В точности он не знал почему. И чем больше думал об этом, тем меньше был способен разъяснить и то, почему так получается, и то, отчего род троянский был обречен. У него было ощущение, что «боги» просто были еще одним названием времени, но чутье подсказывало ему, что болтать об этом так же глупо, как и утверждать, что мы никоим образом не способны взять верх над богами. Но в двадцать семь (скоро двадцать восемь стукнет) он уже относился к собственной судьбе, если и не к судьбам других, как своего рода фаталист. Получалось, будто жизнь можно представить, но никогда нельзя объяснить, а к словам (ко всем словам, которые напрямую не обозначают предметы) он относился с наибольшим доверием.
Взгляд его, минуя обнаженное тело Эми, скользнул над опушенным крохотными волосками полумесяцем, по кромке которого ее торс сходился с бедрами, и устремился туда, где в раме с облупившейся белой краской, за дверями из толстого стекла лунный свет ложился на море узкой дорожкой, убегавшей от его взгляда и прятавшейся среди распростершихся по небу облаков. Получалось, будто свет ожидал его.

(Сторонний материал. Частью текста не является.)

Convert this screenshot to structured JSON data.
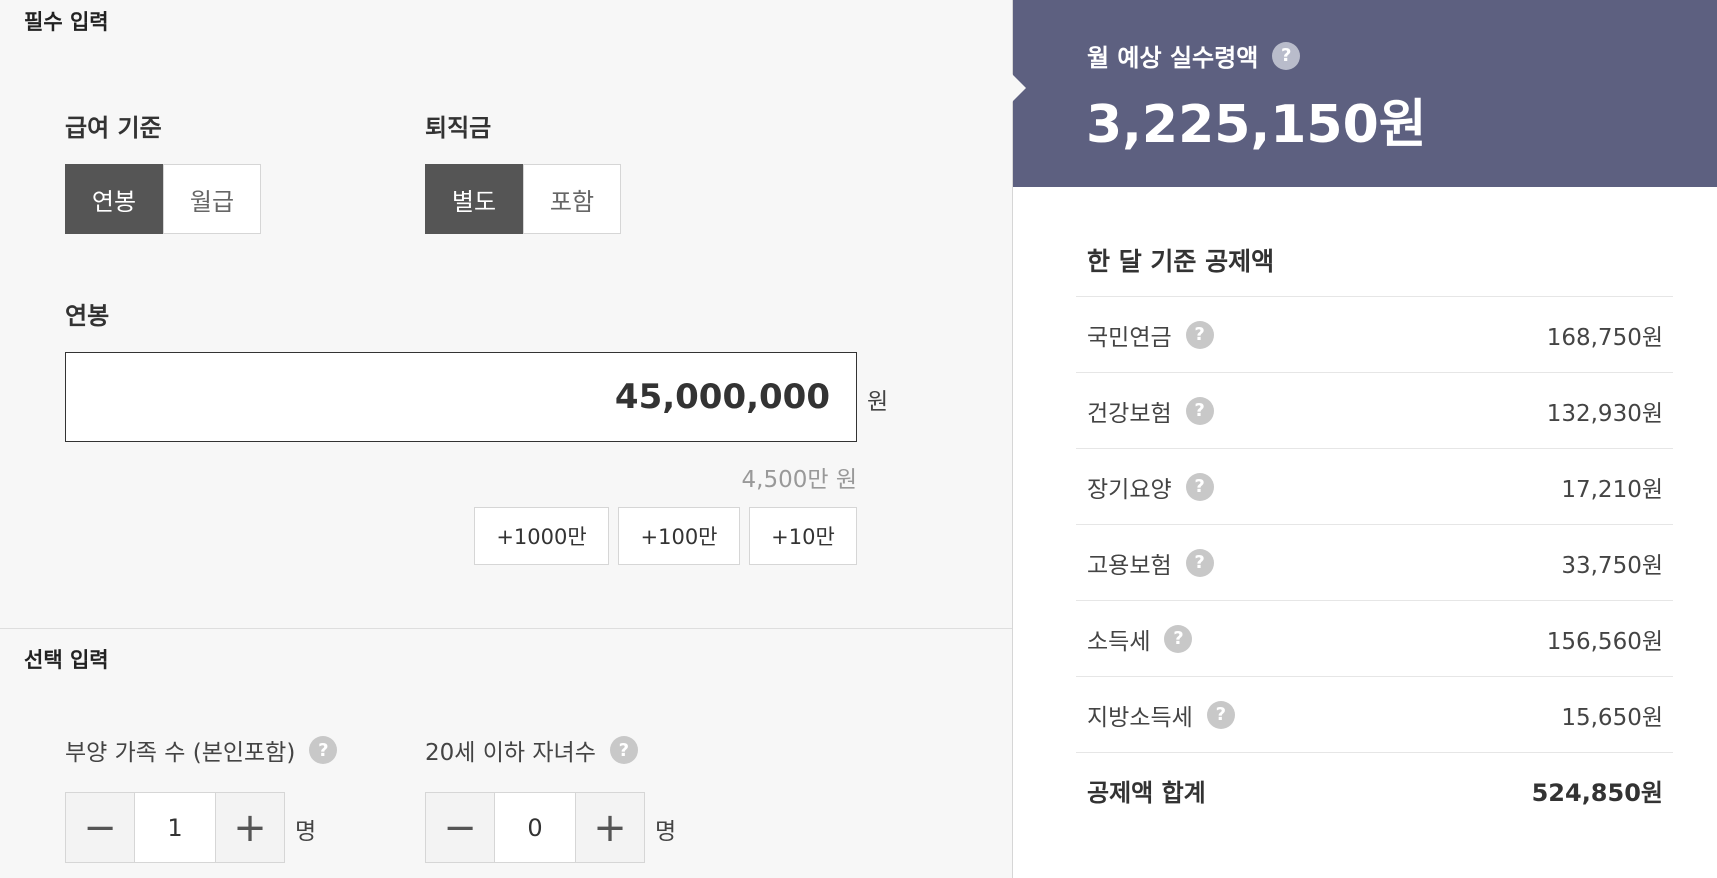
{
  "required": {
    "section_title": "필수 입력",
    "pay_basis": {
      "label": "급여 기준",
      "options": [
        "연봉",
        "월급"
      ],
      "selected": "연봉"
    },
    "severance": {
      "label": "퇴직금",
      "options": [
        "별도",
        "포함"
      ],
      "selected": "별도"
    },
    "salary": {
      "label": "연봉",
      "value": "45,000,000",
      "unit": "원",
      "converted": "4,500만 원",
      "quick_buttons": [
        "+1000만",
        "+100만",
        "+10만"
      ]
    }
  },
  "optional": {
    "section_title": "선택 입력",
    "dependents": {
      "label": "부양 가족 수 (본인포함)",
      "value": "1",
      "unit": "명",
      "minus": "−",
      "plus": "+"
    },
    "children": {
      "label": "20세 이하 자녀수",
      "value": "0",
      "unit": "명",
      "minus": "−",
      "plus": "+"
    }
  },
  "result": {
    "title": "월 예상 실수령액",
    "amount": "3,225,150원",
    "help_icon": "?",
    "deductions_title": "한 달 기준 공제액",
    "deductions": [
      {
        "name": "국민연금",
        "value": "168,750원"
      },
      {
        "name": "건강보험",
        "value": "132,930원"
      },
      {
        "name": "장기요양",
        "value": "17,210원"
      },
      {
        "name": "고용보험",
        "value": "33,750원"
      },
      {
        "name": "소득세",
        "value": "156,560원"
      },
      {
        "name": "지방소득세",
        "value": "15,650원"
      }
    ],
    "total": {
      "name": "공제액 합계",
      "value": "524,850원"
    }
  },
  "colors": {
    "header_bg": "#5d6080",
    "active_btn": "#555555"
  },
  "icons": {
    "help": "question-circle-icon",
    "minus": "minus-icon",
    "plus": "plus-icon"
  }
}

Мой умысел – к закату парус править,
За грань его, и, прежде чем умру,
Быть там, где тонут западные звезды
[5]
.
– Почему ты так любишь слова? – услышал он вопрос Эми.

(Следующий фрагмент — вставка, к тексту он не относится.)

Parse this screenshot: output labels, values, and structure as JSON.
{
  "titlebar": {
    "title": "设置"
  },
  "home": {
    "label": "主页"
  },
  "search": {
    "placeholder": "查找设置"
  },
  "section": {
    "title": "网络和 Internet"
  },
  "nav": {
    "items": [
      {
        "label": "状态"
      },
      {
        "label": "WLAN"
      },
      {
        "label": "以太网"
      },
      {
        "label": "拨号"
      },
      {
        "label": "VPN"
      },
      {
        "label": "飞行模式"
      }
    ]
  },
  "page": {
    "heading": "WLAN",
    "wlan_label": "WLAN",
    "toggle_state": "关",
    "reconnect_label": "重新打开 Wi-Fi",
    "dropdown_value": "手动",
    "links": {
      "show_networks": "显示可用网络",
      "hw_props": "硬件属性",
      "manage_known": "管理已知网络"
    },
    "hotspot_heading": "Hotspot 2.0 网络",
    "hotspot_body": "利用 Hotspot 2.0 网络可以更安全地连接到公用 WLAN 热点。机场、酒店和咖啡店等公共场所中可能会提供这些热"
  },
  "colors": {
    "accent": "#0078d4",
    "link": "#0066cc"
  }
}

Мать его умерла от туберкулеза, когда ему было девятнадцать. Дорриго при этом не было. Его даже на Тасмании не было, потому что он жил на материке и получал стипендию на обучение медицине в Мельбурнском университете. По правде говоря, не одно только море разделило их. В Ормондском колледже он познакомился с людьми из благородных семей, гордых своими достижениями и генеалогиями, восходившими к временам еще до открытия Австралии, к лучшим фамилиям Англии. Они могли перечислять поколения за поколениями своего рода, кто из него занимал какие посты в политике и должности в компаниях, династические браки, родовые владения из дворцов и овцеводческих хозяйств. Лишь уже стариком стал он понимать, что большая часть всех этих россказней – вымысел похлеще всего, к чему подступался Троллоп.
С одной стороны, это было феноменально скучно, с другой – увлекательно. Никогда прежде Дорриго не встречал людей, наделенных такой уверенностью. Иудеи и католики – существа низшие, ирландцы безобразны, китайцы и аборигены – вообще не люди. Они о таких вещах даже не размышляли. Они это – знали. Их курьезы и странности поражали. Их дома из камня. Весомость их столового серебра. Их невежество в том, что касается жизни других людей. Их слепота к красоте природного мира. Свое семейство Дорриго любил. Но он им не гордился. Главное семейное достижение – выживание. Целая жизнь понадобится ему, чтобы оценить, что это было за достижение. В то же время, однако, оно казалось ему неудачей (да еще на фоне почестей, богатства, собственности и славы, с какими он сталкивался впервые в жизни). И вместо того чтобы устыдиться, он попросту отдалился от семьи до самой смерти матери. На ее похоронах он не плакал.